Tom Zbikowski has a battle on his hands for playing time in the Bears’ secondary this season, but if there’s anyone who can handle himself in a fight, it’s the former Buffalo Grove High School star.
In addition to playing five seasons in the NFL, Zbikowski is 4-0 as a professional boxer, including three fights two years ago when the NFL was on strike and there were no off-season programs.
Professional boxing is on hold for now as Zbikowski focuses on winning a roster spot on a Bears team with a crowded secondary. Both starting safeties from last season — Major Wright and Chris Conte — are back.
Zbikowski also will be competing with five-year veteran Craig Steltz, last year’s third-round pick Brandon Hardin and Anthony Walters, who started the season finale in 2012 when Conte missed his only start (hamstring injury).
Clearly the feisty veteran is not being handed anything by his hometown team.
Asked about Zbikowski’s status, new defensive coordinator Mel Tucker was noncommittal.
“We’ll see,” Tucker said. “He’s there for a reason. Obviously he passed the evaluation, and he’s here to compete. We’ll see what his role is, and that will become more defined as we go.”
Zbikowski, who started a career-high 11 times last season with the Indianapolis Colts, is ready to rumble.

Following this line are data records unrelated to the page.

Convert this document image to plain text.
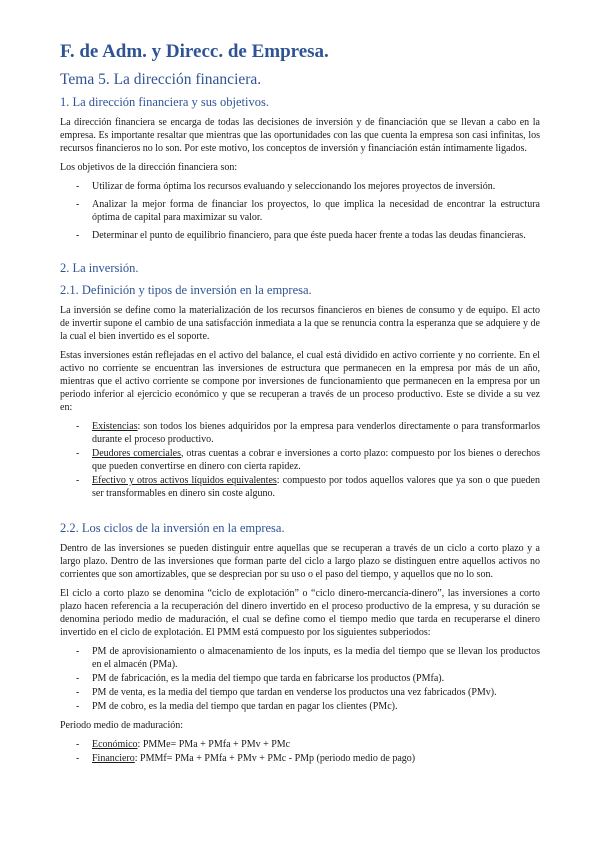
F. de Adm. y Direcc. de Empresa.
Tema 5. La dirección financiera.
1. La dirección financiera y sus objetivos.

La dirección financiera se encarga de todas las decisiones de inversión y de financiación que se llevan a cabo en la empresa. Es importante resaltar que mientras que las oportunidades con las que cuenta la empresa son casi infinitas, los recursos financieros no lo son. Por este motivo, los conceptos de inversión y financiación están íntimamente ligados.

Los objetivos de la dirección financiera son:

- Utilizar de forma óptima los recursos evaluando y seleccionando los mejores proyectos de inversión.
- Analizar la mejor forma de financiar los proyectos, lo que implica la necesidad de encontrar la estructura óptima de capital para maximizar su valor.
- Determinar el punto de equilibrio financiero, para que éste pueda hacer frente a todas las deudas financieras.
2. La inversión.
2.1. Definición y tipos de inversión en la empresa.

La inversión se define como la materialización de los recursos financieros en bienes de consumo y de equipo. El acto de invertir supone el cambio de una satisfacción inmediata a la que se renuncia contra la esperanza que se adquiere y de la cual el bien invertido es el soporte.

Estas inversiones están reflejadas en el activo del balance, el cual está dividido en activo corriente y no corriente. En el activo no corriente se encuentran las inversiones de estructura que permanecen en la empresa por más de un año, mientras que el activo corriente se compone por inversiones de funcionamiento que permanecen en la empresa por un periodo inferior al ejercicio económico y que se recuperan a través de un proceso productivo. Este se divide a su vez en:

- Existencias: son todos los bienes adquiridos por la empresa para venderlos directamente o para transformarlos durante el proceso productivo.
- Deudores comerciales, otras cuentas a cobrar e inversiones a corto plazo: compuesto por los bienes o derechos que pueden convertirse en dinero con cierta rapidez.
- Efectivo y otros activos líquidos equivalentes: compuesto por todos aquellos valores que ya son o que pueden ser transformables en dinero sin coste alguno.
2.2. Los ciclos de la inversión en la empresa.

Dentro de las inversiones se pueden distinguir entre aquellas que se recuperan a través de un ciclo a corto plazo y a largo plazo. Dentro de las inversiones que forman parte del ciclo a largo plazo se distinguen entre aquellos activos no corrientes que son amortizables, que se desprecian por su uso o el paso del tiempo, y aquellos que no lo son.

El ciclo a corto plazo se denomina “ciclo de explotación” o “ciclo dinero-mercancía-dinero”, las inversiones a corto plazo hacen referencia a la recuperación del dinero invertido en el proceso productivo de la empresa, y su duración se denomina periodo medio de maduración, el cual se define como el tiempo medio que tarda en recuperarse el dinero invertido en el ciclo de explotación. El PMM está compuesto por los siguientes subperiodos:

- PM de aprovisionamiento o almacenamiento de los inputs, es la media del tiempo que se llevan los productos en el almacén (PMa).
- PM de fabricación, es la media del tiempo que tarda en fabricarse los productos (PMfa).
- PM de venta, es la media del tiempo que tardan en venderse los productos una vez fabricados (PMv).
- PM de cobro, es la media del tiempo que tardan en pagar los clientes (PMc).

Periodo medio de maduración:

- Económico: PMMe= PMa + PMfa + PMv + PMc
- Financiero: PMMf= PMa + PMfa + PMv + PMc - PMp (periodo medio de pago)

“Actually, I prefer this,” he said last week at the Bears’ first minicamp under new coach Marc Trestman. “It’s kind of like starting at the bottom. You have to work every single day, every single rep, and you definitely have a little more intensity coming into every day.”
Trestman certainly wasn’t rushing to give the former Notre Dame all-American a vote of confidence.
“I don’t know yet,” Trestman said, when asked about Zbikowski during minicamp. “He’s worked very hard like the other guys the last two days. He’s running to the ball, and he’s very enthusiastic about being here, so that’s all I can tell after two days.”
Whether or not Zbikowski cracks the starting lineup, he still can be an asset to the Bears based on his value as a special-teams standout. And, considering the Bears have used 12 strong safeties and 15 free safeties over the last nine seasons, Zbikowski provides an insurance policy in case of injury.
That was his primary role for four years in Baltimore after the Ravens drafted him in the third round in 2008, although he started 14 games.
“That’s the way the safety position goes,” Zbikowski said. “Sixteen games is a long season, and it’s a demanding position where a lot of things can happen. You just keep working every day and get better as a player and let the chips fall where they fall.”
Over the last nine seasons under Dave Toub, the Bears excelled on special teams, and that tradition is expected to continue under Joe DeCamillis. The 25-year NFL special-teams coaching veteran knows what Zbikowski brings to the field.
“I know one thing, I’m not going to mouth off to him because he’ll pop you,” DeCamillis joked. “I saw a couple of those fights.”
Turning serious, DeCamillis said Zbikowski brings “toughness and the experience. He’s done (special teams) not only from a coverage standpoint, but he’s done some return stuff in the league.”
Zbikowski has 16 career punt returns for 101 yards (6.3-yard average) and 20 kickoff returns for 428 yards (21.4-yard average).
Former Bears guard Tom Thayer, the color commentator on the team’s radio broadcasts for the past 15 years, knows what a player with Zbikowski’s talents brings to a team that has had 57 lineup changes at the safety position in the previous nine seasons.
“How many times have they gone through a season without making changes?” Thayer said. “There’s strength in numbers, especially strength in numbers with experience.”
Zbikowski, he noted, has experience at two safety positions with successful defensive schemes, though both the Ravens and the Colts play a 3-4 defense and the Bears use a 4-3 defense.
“You take all that intelligence,” Thayer said. “But the real key is to make sure that he’s a veteran coming here with a willingness to play special teams.
“The day they signed him, (they knew) he could get in the mix of the core group of special-teams players they have here, which is as important as any other position.”
As a safety, the 5-foot-11, 200-pound Zbikowski’s strength is playing in the box, close to the line of scrimmage as an extra run defender who can stuff the run. Simply put, he’s known more for hitting hard than running fast.
But, as Zbikowski proved with a leaping interception and long return during his limited reps in minicamp, he can cover the pass and he’s usually in the right place at the right time.
“I don’t think Zbikowski is the fastest safety,” Thayer said, “but knowledge is speed. You can take a safety that runs a 4.8 (40-yard dash), that has predetermined knowledge — before they ever snap the ball — to be in the right position (and be) successful.”
Thayer said Zbikowski’s veteran play reminds him of a favorite saying used by legendary Bears strength coach Clyde Emrich.
“Knowledge earned is better than knowledge learned,” Thayer said. “Zbikowski played on a (physical) defense in Baltimore with Ray Lewis and Ed Reed and those guys, and he has that mindset. That’s what he brings to the team.”